We are given that $a + b + c = 1$, where $a$, $b$, and $c$ are positive real numbers. We need to prove that:

$\frac{a - bc}{a + bc} + \frac{b - ca}{b + ca} + \frac{c - ab}{c + ab} < \frac{3}{2}.$

Step 1: Consider Rewriting the Terms

Let’s begin by rewriting each term in the given inequality:

$\frac{a - bc}{a + bc} = 1 - \frac{2bc}{a + bc},$ $\frac{b - ca}{b + ca} = 1 - \frac{2ca}{b + ca},$ $\frac{c - ab}{c + ab} = 1 - \frac{2ab}{c + ab}.$

Summing these terms, we get:

$\frac{a - bc}{a + bc} + \frac{b - ca}{b + ca} + \frac{c - ab}{c + ab} = 3 - \left( \frac{2bc}{a + bc} + \frac{2ca}{b + ca} + \frac{2ab}{c + ab} \right).$

Thus, the inequality becomes:

$3 - \left( \frac{2bc}{a + bc} + \frac{2ca}{b + ca} + \frac{2ab}{c + ab} \right) < \frac{3}{2}.$

Step 2: Simplifying the Expression

Rearranging the inequality, we have:

$\frac{2bc}{a + bc} + \frac{2ca}{b + ca} + \frac{2ab}{c + ab} > \frac{3}{2}.$

Step 3: Using the Arithmetic Mean-Harmonic Mean Inequality (AM-HM)

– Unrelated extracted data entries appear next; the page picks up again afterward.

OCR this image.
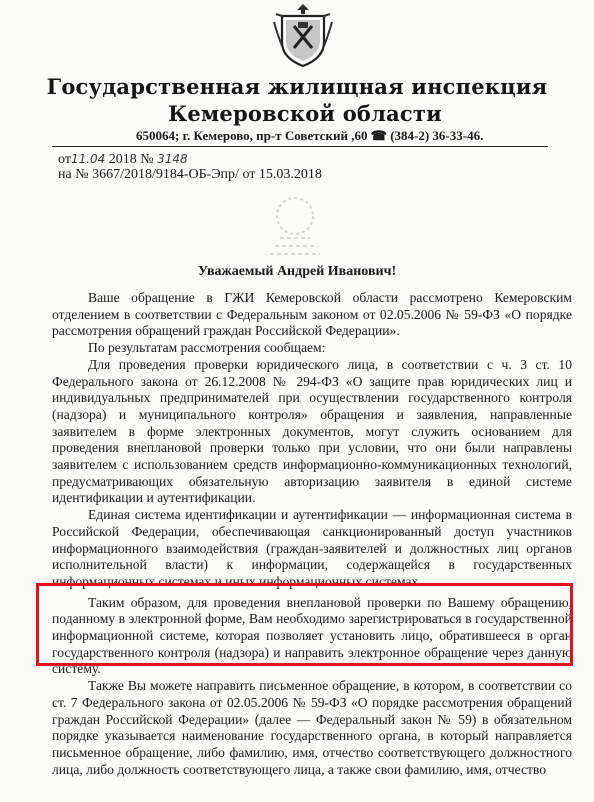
Государственная жилищная инспекция
Кемеровской области
650064; г. Кемерово, пр-т Советский ,60 ☎ (384-2) 36-33-46.
от11.04 2018 № 3148
на № 3667/2018/9184-ОБ-Эпр/ от 15.03.2018
Уважаемый Андрей Иванович!

Ваше обращение в ГЖИ Кемеровской области рассмотрено Кемеровским отделением в соответствии с Федеральным законом от 02.05.2006 № 59-ФЗ «О порядке рассмотрения обращений граждан Российской Федерации».

По результатам рассмотрения сообщаем:

Для проведения проверки юридического лица, в соответствии с ч. 3 ст. 10 Федерального закона от 26.12.2008 № 294-ФЗ «О защите прав юридических лиц и индивидуальных предпринимателей при осуществлении государственного контроля (надзора) и муниципального контроля» обращения и заявления, направленные заявителем в форме электронных документов, могут служить основанием для проведения внеплановой проверки только при условии, что они были направлены заявителем с использованием средств информационно-коммуникационных технологий, предусматривающих обязательную авторизацию заявителя в единой системе идентификации и аутентификации.

Единая система идентификации и аутентификации — информационная система в Российской Федерации, обеспечивающая санкционированный доступ участников информационного взаимодействия (граждан-заявителей и должностных лиц органов исполнительной власти) к информации, содержащейся в государственных информационных системах и иных информационных системах.

Таким образом, для проведения внеплановой проверки по Вашему обращению, поданному в электронной форме, Вам необходимо зарегистрироваться в государственной информационной системе, которая позволяет установить лицо, обратившееся в орган государственного контроля (надзора) и направить электронное обращение через данную систему.

Также Вы можете направить письменное обращение, в котором, в соответствии со ст. 7 Федерального закона от 02.05.2006 № 59-ФЗ «О порядке рассмотрения обращений граждан Российской Федерации» (далее — Федеральный закон № 59) в обязательном порядке указывается наименование государственного органа, в который направляется письменное обращение, либо фамилию, имя, отчество соответствующего должностного лица, либо должность соответствующего лица, а также свои фамилию, имя, отчество
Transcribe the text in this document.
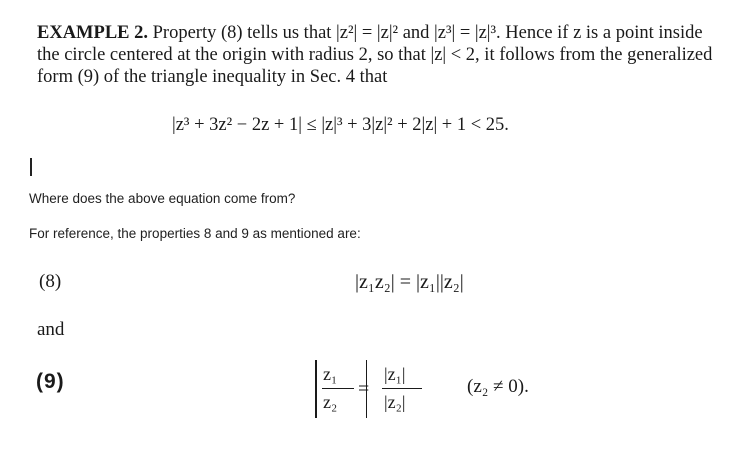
EXAMPLE 2. Property (8) tells us that |z²| = |z|² and |z³| = |z|³. Hence if z is a point inside the circle centered at the origin with radius 2, so that |z| < 2, it follows from the generalized form (9) of the triangle inequality in Sec. 4 that
|z³ + 3z² − 2z + 1| ≤ |z|³ + 3|z|² + 2|z| + 1 < 25.
Where does the above equation come from?
For reference, the properties 8 and 9 as mentioned are:
(8)	|z₁z₂| = |z₁||z₂|
and
(9)	z₁
z₂
=
|z₁|
|z₂|
(z₂ ≠ 0).
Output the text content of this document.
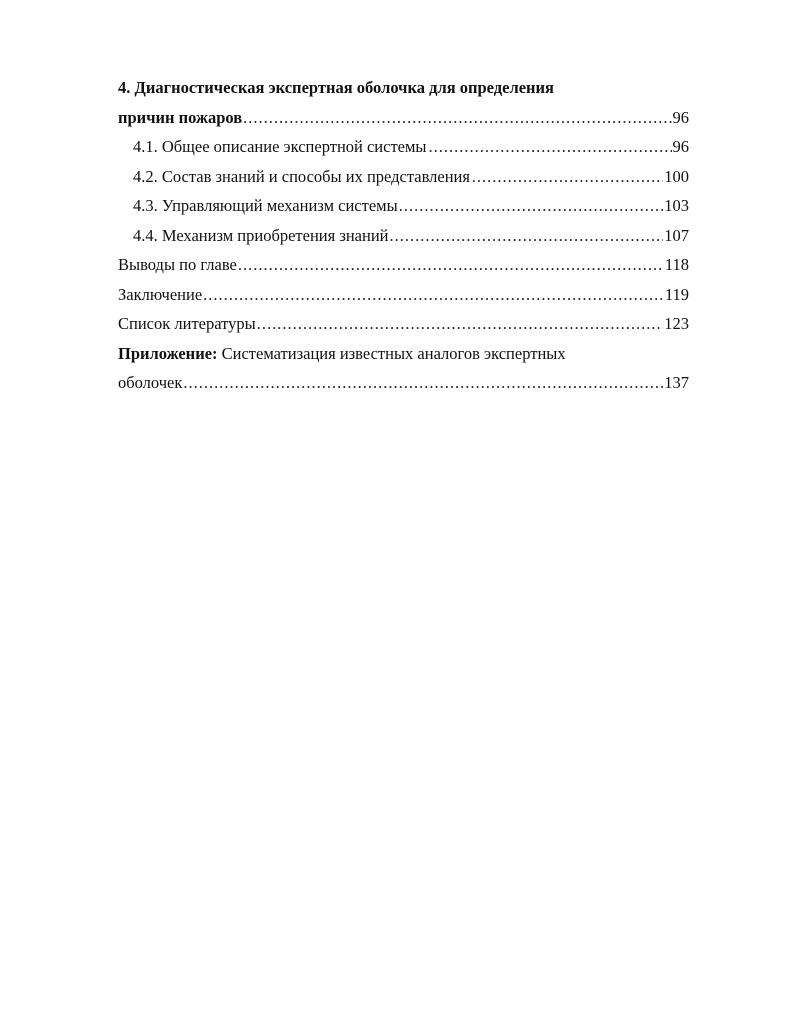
4. Диагностическая экспертная оболочка для определения
причин пожаров .....	96
4.1. Общее описание экспертной системы .....	96
4.2. Состав знаний и способы их представления .....	100
4.3. Управляющий механизм системы .....	103
4.4. Механизм приобретения знаний .....	107
Выводы по главе .....	118
Заключение .....	119
Список литературы .....	123
Приложение: Систематизация известных аналогов экспертных
оболочек .....	137
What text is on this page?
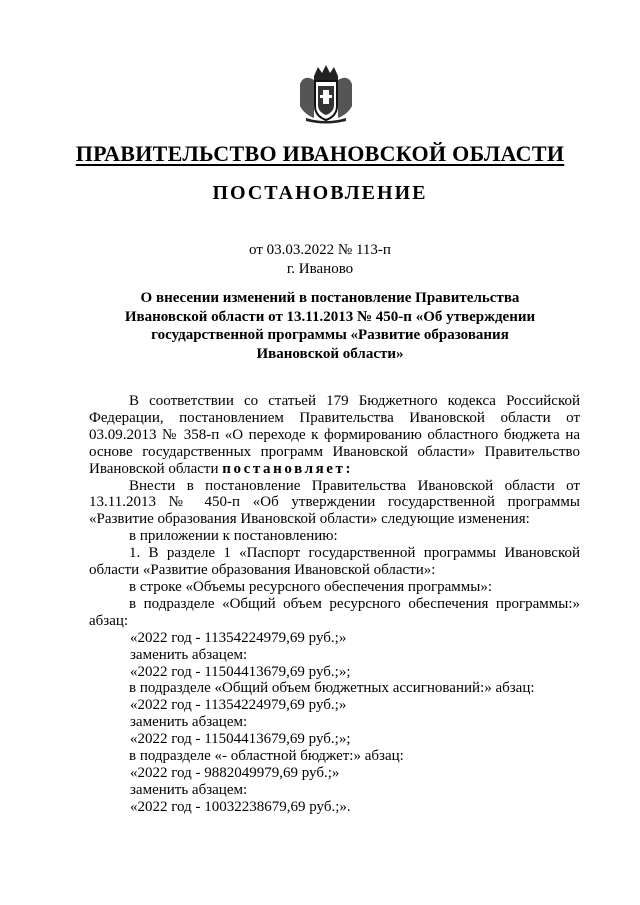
ПРАВИТЕЛЬСТВО ИВАНОВСКОЙ ОБЛАСТИ
ПОСТАНОВЛЕНИЕ
от 03.03.2022 № 113-п
г. Иваново
О внесении изменений в постановление Правительства
Ивановской области от 13.11.2013 № 450-п «Об утверждении
государственной программы «Развитие образования
Ивановской области»

В соответствии со статьей 179 Бюджетного кодекса Российской Федерации, постановлением Правительства Ивановской области от 03.09.2013 № 358-п «О переходе к формированию областного бюджета на основе государственных программ Ивановской области» Правительство Ивановской области постановляет:

Внести в постановление Правительства Ивановской области от 13.11.2013 № 450-п «Об утверждении государственной программы «Развитие образования Ивановской области» следующие изменения:

в приложении к постановлению:

1. В разделе 1 «Паспорт государственной программы Ивановской области «Развитие образования Ивановской области»:

в строке «Объемы ресурсного обеспечения программы»:

в подразделе «Общий объем ресурсного обеспечения программы:» абзац:

«2022 год - 11354224979,69 руб.;»

заменить абзацем:

«2022 год - 11504413679,69 руб.;»;

в подразделе «Общий объем бюджетных ассигнований:» абзац:

«2022 год - 11354224979,69 руб.;»

заменить абзацем:

«2022 год - 11504413679,69 руб.;»;

в подразделе «- областной бюджет:» абзац:

«2022 год - 9882049979,69 руб.;»

заменить абзацем:

«2022 год - 10032238679,69 руб.;».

We can apply the AM-HM inequality, which states that for positive numbers, the arithmetic mean is greater than or equal to the harmonic mean. For any non-negative numbers $x_1, x_2, \dots, x_n$, we have:

$\frac{x_1 + x_2 + \dots + x_n}{n} \geq \frac{n}{\frac{1}{x_1} + \frac{1}{x_2} + \dots + \frac{1}{x_n}}.$

In our case, we deal with the terms $\frac{2bc}{a + bc}$, $\frac{2ca}{b + ca}$, and $\frac{2ab}{c + ab}$. Applying the AM-HM inequality suggests that the sum on the left-hand side is greater than or equal to $\frac{3}{2}$, which ensures that:

$\frac{a - bc}{a + bc} + \frac{b - ca}{b + ca} + \frac{c - ab}{c + ab} < \frac{3}{2}.$

Conclusion:

Thus, we have shown that the given inequality holds:

$\frac{a - bc}{a + bc} + \frac{b - ca}{b + ca} + \frac{c - ab}{c + ab} < \frac{3}{2}.$

Questions:

1. What is the AM-HM inequality, and how is it applied in mathematical proofs?
2. Can you explain how the rearrangement of terms helps in solving inequalities like this?
3. How do inequalities involving sums of fractions often relate to symmetric functions?
4. What are some common techniques for proving inequalities?
5. Can this method be generalized to similar problems with different conditions?

Tip:

In many inequality problems, transforming or rewriting terms into sums of simpler expressions allows you to apply powerful inequalities like AM-HM or Cauchy-Schwarz effectively.